History and Culture
The Kunisaki Peninsula, home to Ota Village, is characterised by its volcanic landscape known as the 'twenty-eight valleys', radiating out from the highest central peak of Mount Futago towards the surrounding sea. Within these valleys people began to settle, farming the land and expanding their villages to form the 'Rokugo', or Six Settlements, of the peninsula. Eventually Usa Jingu was established and most of the peninsula and its villages fell within the territory of the Shrine.
Ota was no exception and in 1057, along with 59 other towns in an area known as Tahara Beppu covering 59 Hectares, it was brought into Usa Shrine's territory by Suekane Kino.
During the Kamakura period, in 1213 Yasuhiro Tahara gained control of the area and the rule was transferred from Usa Shrine to the Kamakura Samurai forces. After a lengthy reign, the Tahara family was destroyed in a clash with the Otomo family, ending their rule in 1580.
Oita Village's cultural heritage is heavily influenced by the rule of both Usa Jingu and the Tahara family. The spirit of the resident god of Usa Jingu was divided with the Tahara Wakamiya Hachimangu Shrine in Ota Village, where part of the spirit resides as an enshrined deity; a powerful representation of the relationship between the two shrines. Elsewhere in Ota village, in dedication to the Tahara family, the local people built the Meisatsu Hoda-Ji Buddhist temple, influenced by Zen buddhism which was encouraged during the Samurai rule of Japan. Close by, representing the local culture of multi-faith worship, sits the Shirahige-Tahara Shinto Shrine, famed for its Doboroku festival. During the festival guests and locals alike enjoy fresh doboroku, an unrefined sake, as a libation to the resident Shinto gods.
Due to various changes following the abolition of the Han system and introduction of the prefectural system of the Meiji Era, Villages were divided and named based on the local area; Matamizu, Hadakata, Shirakihara, Ono, Kutsukake, Nagamatsu, Ishimaru.
Government policy determined that Japan be divided into counties for local governance. The villages above were grouped into the Nishikunisaki District with the county office in Bungotakada City.
During the Meiji period, the great merging of towns and cities resulted in Ono, Nagamatsu, Katsukake and Ishimaru becoming Tawara village, whilst Matamizu and Shirakihara became Asada Village.
The Image on the right shows the old Tawara Office.
During the Showa period, another merging of towns and cities resulted in Asada and Tawara becoming Ota Village.
Finally, Kitsuki City and Yamaka Town merged, and Ota Village became a part of Kitsuki City during the Heisei Merger.
Globally Important Agricultural Heritage Systems, or GIAHS, are certified by the Food and Agriculture Organization of the United Nations (FAO) in order to safeguard unique systems of human communities in the context of their interactions with the landscape and environment. 11 such systems in Japan have been registered as GIAHS including the Kunisaki Peninsula.
In 2013 the Kunisaki Peninsula Usa Integrated Forestry, Agriculture and Fisheries System was registered as a GIAHS. Below we describe several aspects seen throughout Ota that we can relate to the GIAHS, which are maintained by the local community and essential to livelihoods.
・Food and Livelihood Security
Commonly found in Ota, the Sawtooth Oak provides sustainable and nutrient rich Shiitake cultivation material.
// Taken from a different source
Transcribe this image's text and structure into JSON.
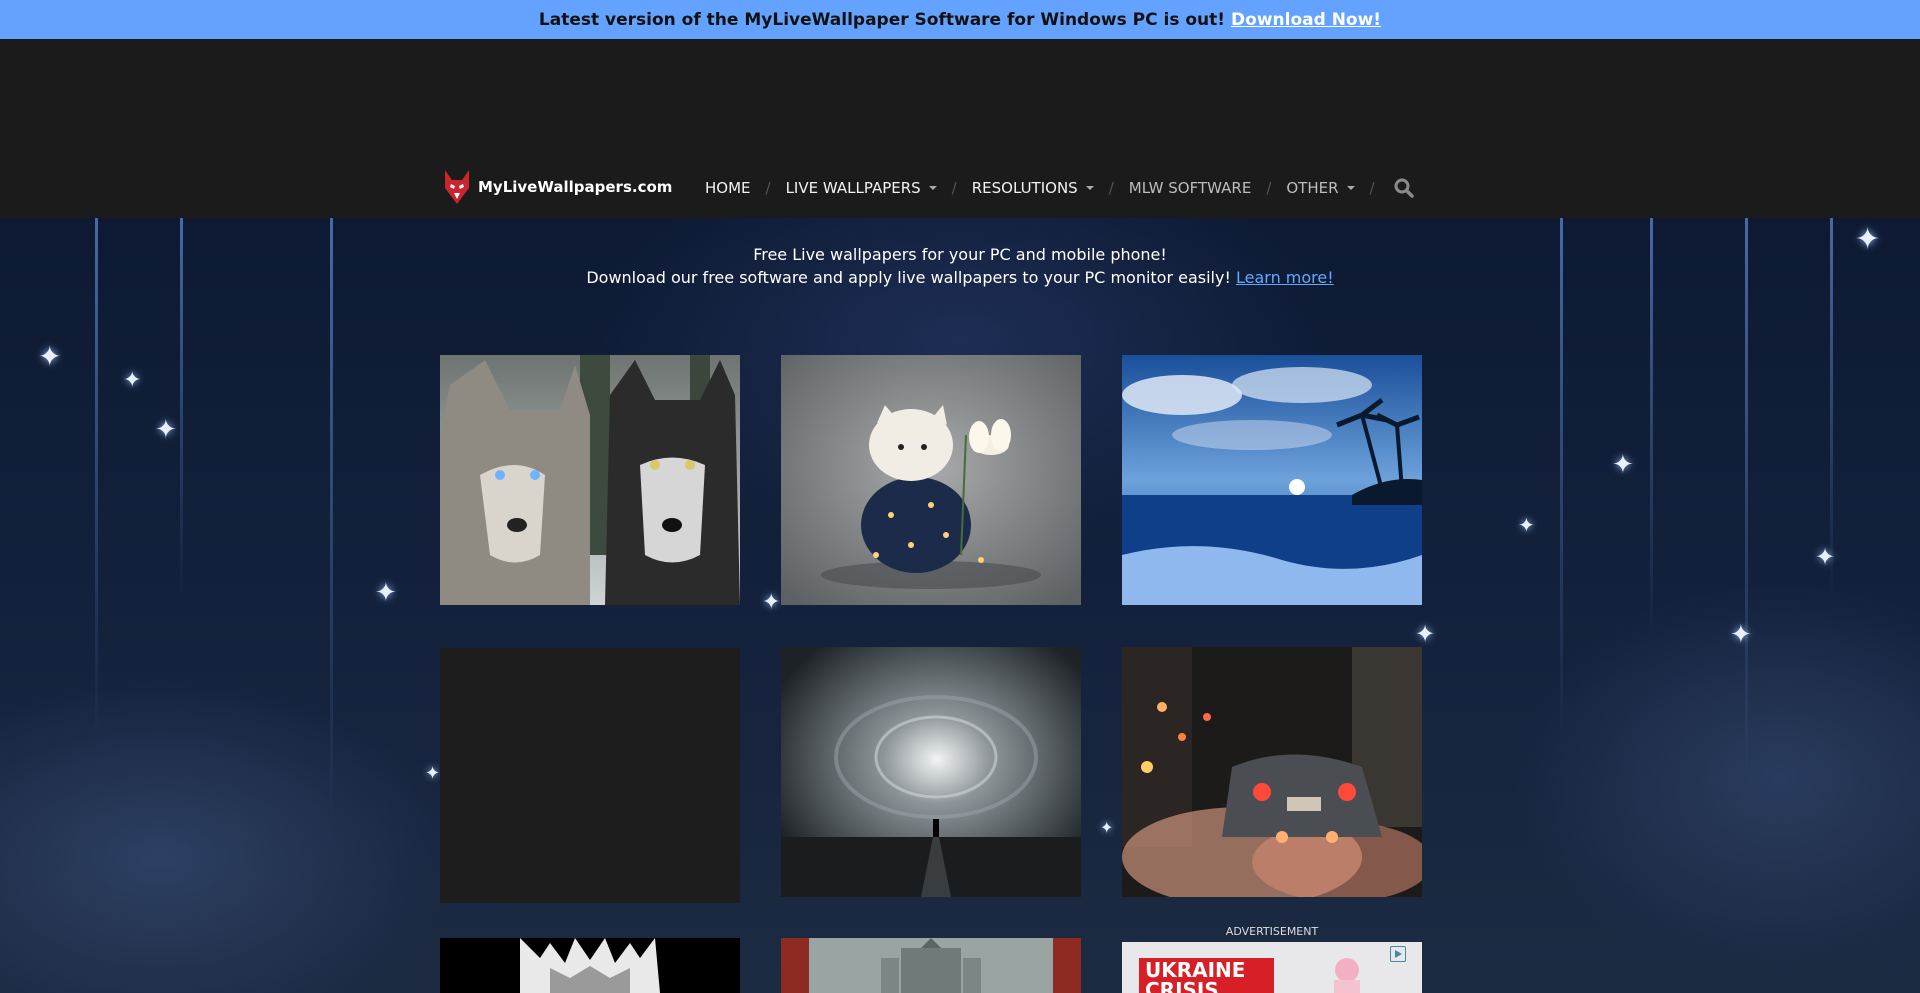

Sawtooth Oaks are cut and used for 3 to 4 years, repeatedly supplying nutrition to the Shiitake mushrooms with the forests able to regenerate within 15 years.
Ota has naturally poor irrigation and porous volcanic soil, which led to the creation of linked ponds, reservoirs, waterways and forests as a way to conserve and distribute water for agriculture. For example, the Ishudani reservoir, encircled by Sawtooth Oak, along with its subterranean groundwater storage are used to maintain stable rice prodution.
・Culture, Value Systems and Social Organisations.
For over 1300 years the Doburoku Festival has been held at the Shirahige-Tahara Shrine to celebrate the harvest. The festival began in 710 A.D. and is celebrated yearly on the 17th and 18th October with newly brewed, unrefined Sake served in traditional sakazuke shallow bowls.
Every year in Autumn the Toya Festival is held at the Tahara Wakamiya Hachiman Shrine. The festival begins with 'Ohaketate', in which the Shimenawa (braided rope found in sacred Shinto places) is hung, followed by offerings of glutenous rice and sake to the deity.
・Landscapes and Water Resource Management
Systems of constructed irrigation ponds resulting from naturally poor water sources can be seen throughout Ota. Local people maintain the irrigation systems and benefit from the water flow through their rice paddies.
The critically endangered Oita Salamander and vulnerable Young Horshoe Crab have been found in Ota.